British scouting leader

Lawrence 'Lawrie' Dring (4 July 1931 – 6 September 2012) was a British Scouter who was one of the founding members of the Baden-Powell Scouts' Association (BPSA) and of the World Federation of Independent Scouts (WFIS). He was President of the BPSA at the time of his death.

Dring was born on Dundee railway station, one of twin boys. At the time of his birth his mother was attempting to return to Leeds to ensure that the boys were born Yorkshiremen. Although born in Scotland, with a Scottish father and proud to call himself a Scot, his birth was registered in Leeds. His brother was killed as an adult in a car accident.

After leaving school, Dring worked for Fisons Chemicals, until joining Allied Colloids in 1973. He also ran his own company, Dring Associates, which dealt with the disposal of hazardous waste.

In 1947, Dring was a soldier in the British Army stationed in Wuppertal, Germany when a colleague asked him to become a Cub Scout leader. After returning from his national service he joined the Leeds District of The Boy Scout Association, serving on the executive until the adoption of The Chief Scouts' Advance Party Report. Disagreeing with the direction of the association, he resigned and helped form the Baden-Powell Scouts' Association and the World Federation of Independent Scouts.

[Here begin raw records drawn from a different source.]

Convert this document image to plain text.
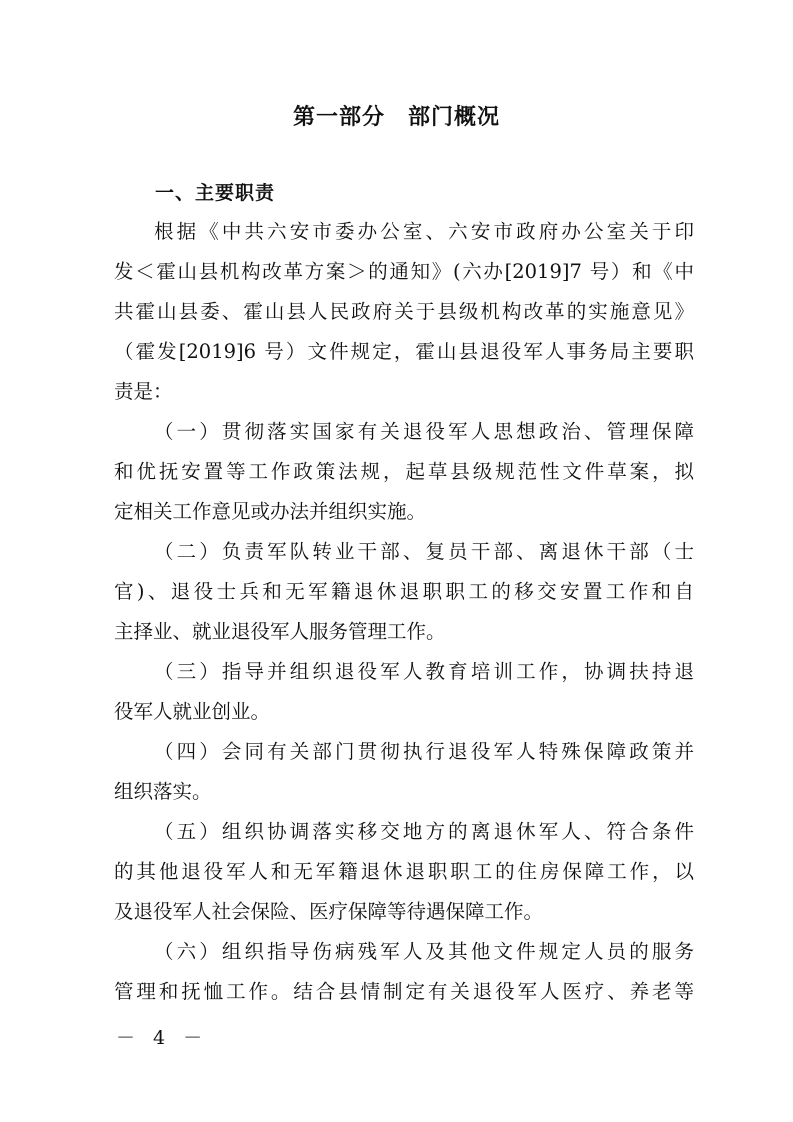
第一部分　部门概况
一、主要职责
根据《中共六安市委办公室、六安市政府办公室关于印
发＜霍山县机构改革方案＞的通知》(六办[2019]7 号）和《中
共霍山县委、霍山县人民政府关于县级机构改革的实施意见》
（霍发[2019]6 号）文件规定，霍山县退役军人事务局主要职
责是：
（一）贯彻落实国家有关退役军人思想政治、管理保障
和优抚安置等工作政策法规，起草县级规范性文件草案，拟
定相关工作意见或办法并组织实施。
（二）负责军队转业干部、复员干部、离退休干部（士
官)、退役士兵和无军籍退休退职职工的移交安置工作和自
主择业、就业退役军人服务管理工作。
（三）指导并组织退役军人教育培训工作，协调扶持退
役军人就业创业。
（四）会同有关部门贯彻执行退役军人特殊保障政策并
组织落实。
（五）组织协调落实移交地方的离退休军人、符合条件
的其他退役军人和无军籍退休退职职工的住房保障工作，以
及退役军人社会保险、医疗保障等待遇保障工作。
（六）组织指导伤病残军人及其他文件规定人员的服务
管理和抚恤工作。结合县情制定有关退役军人医疗、养老等
－ 4 －
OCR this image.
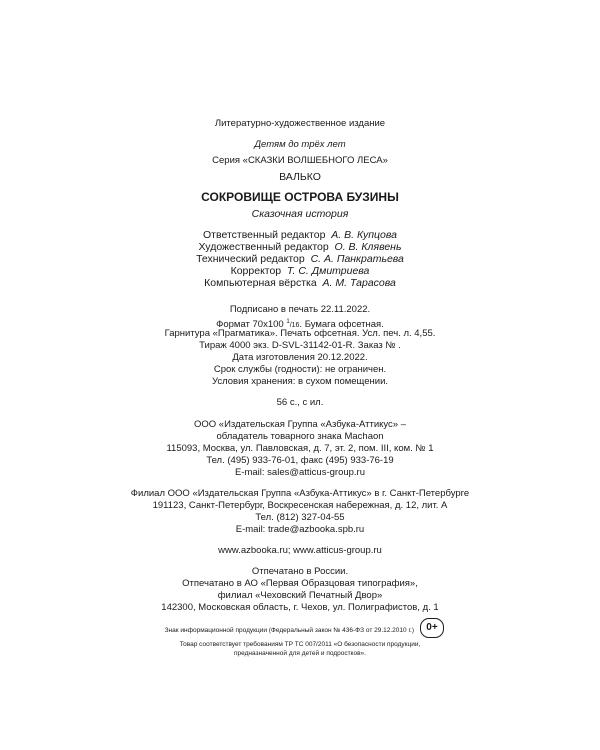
Литературно-художественное издание
Детям до трёх лет
Серия «СКАЗКИ ВОЛШЕБНОГО ЛЕСА»
ВАЛЬКО
СОКРОВИЩЕ ОСТРОВА БУЗИНЫ
Сказочная история
Ответственный редактор А. В. Купцова
Художественный редактор О. В. Клявень
Технический редактор С. А. Панкратьева
Корректор Т. С. Дмитриева
Компьютерная вёрстка А. М. Тарасова
Подписано в печать 22.11.2022.
Формат 70x100 $^1$/16. Бумага офсетная.
Гарнитура «Прагматика». Печать офсетная. Усл. печ. л. 4,55.
Тираж 4000 экз. D-SVL-31142-01-R. Заказ № .
Дата изготовления 20.12.2022.
Срок службы (годности): не ограничен.
Условия хранения: в сухом помещении.
56 с., с ил.
ООО «Издательская Группа «Азбука-Аттикус» –
обладатель товарного знака Machaon
115093, Москва, ул. Павловская, д. 7, эт. 2, пом. III, ком. № 1
Тел. (495) 933-76-01, факс (495) 933-76-19
E-mail: sales@atticus-group.ru
Филиал ООО «Издательская Группа «Азбука-Аттикус» в г. Санкт-Петербурге
191123, Санкт-Петербург, Воскресенская набережная, д. 12, лит. А
Тел. (812) 327-04-55
E-mail: trade@azbooka.spb.ru
www.azbooka.ru; www.atticus-group.ru
Отпечатано в России.
Отпечатано в АО «Первая Образцовая типография»,
филиал «Чеховский Печатный Двор»
142300, Московская область, г. Чехов, ул. Полиграфистов, д. 1
Знак информационной продукции (Федеральный закон № 436-ФЗ от 29.12.2010 г.)	0+
Товар соответствует требованиям ТР ТС 007/2011 «О безопасности продукции,
предназначенной для детей и подростков».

In addition to serving a term as chief commissioner of the B-PSA, and later as president, he continued to volunteer as a Scouter for 1st Yorkshire Baden-Powell Scouts Troop. He visited Canada, the United States, Germany, South Africa and Australia.

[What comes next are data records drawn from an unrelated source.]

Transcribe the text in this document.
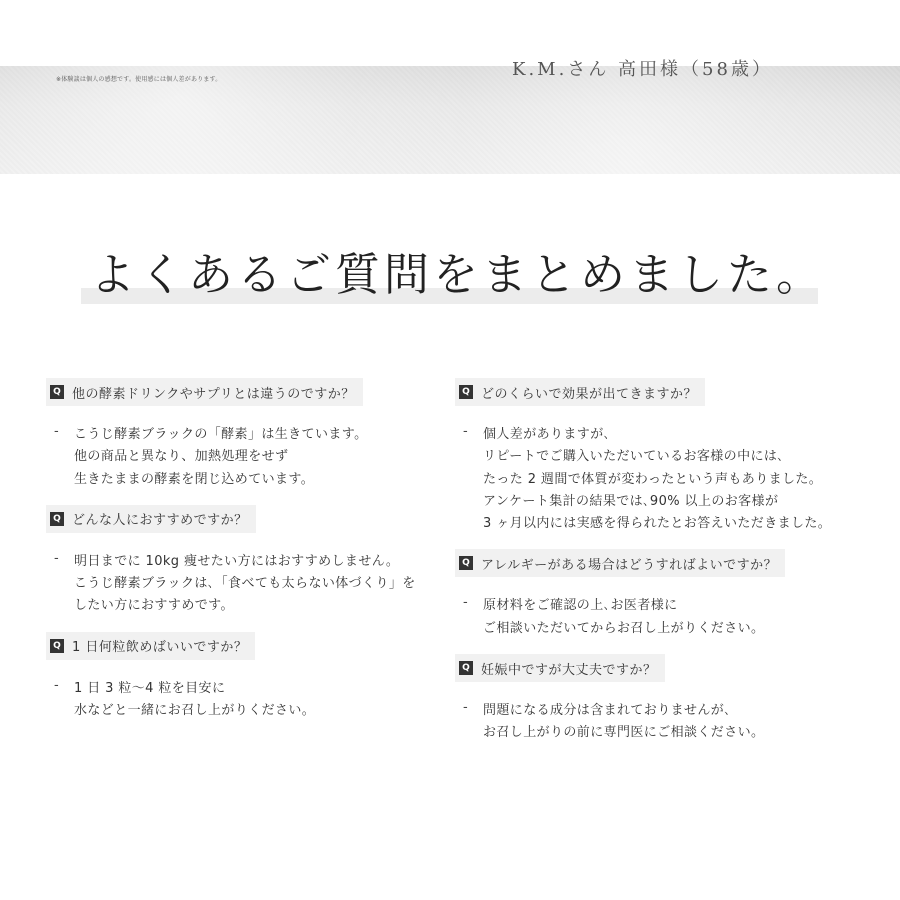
K.M.さん 高田様（58歳）
※体験談は個人の感想です。使用感には個人差があります。
よくあるご質問をまとめました。
Q 他の酵素ドリンクやサプリとは違うのですか？
-	こうじ酵素ブラックの「酵素」は生きています。
他の商品と異なり、加熱処理をせず
生きたままの酵素を閉じ込めています。
Q どんな人におすすめですか？
-	明日までに 10kg 痩せたい方にはおすすめしません。
こうじ酵素ブラックは､「食べても太らない体づくり」を
したい方におすすめです。
Q 1 日何粒飲めばいいですか？
-	1 日 3 粒〜4 粒を目安に
水などと一緒にお召し上がりください。
Q どのくらいで効果が出てきますか？
-	個人差がありますが､
リピートでご購入いただいているお客様の中には､
たった 2 週間で体質が変わったという声もありました。
アンケート集計の結果では､90% 以上のお客様が
3 ヶ月以内には実感を得られたとお答えいただきました。
Q アレルギーがある場合はどうすればよいですか？
-	原材料をご確認の上､お医者様に
ご相談いただいてからお召し上がりください。
Q 妊娠中ですが大丈夫ですか？
-	問題になる成分は含まれておりませんが､
お召し上がりの前に専門医にご相談ください。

Dring's funeral took place on 21 September 2012 at the Holy Trinity Church at Rothwell. His coffin was met by an honour guard of Scouts and leaders from several Scout associations and was carried by Scouts from First Yorkshire B-P Scout Group. The service was conducted by the Reverend Jeremy Trigg, who had been one of Dring's Wolf Cubs. The committal took place at Stanley Cemetery.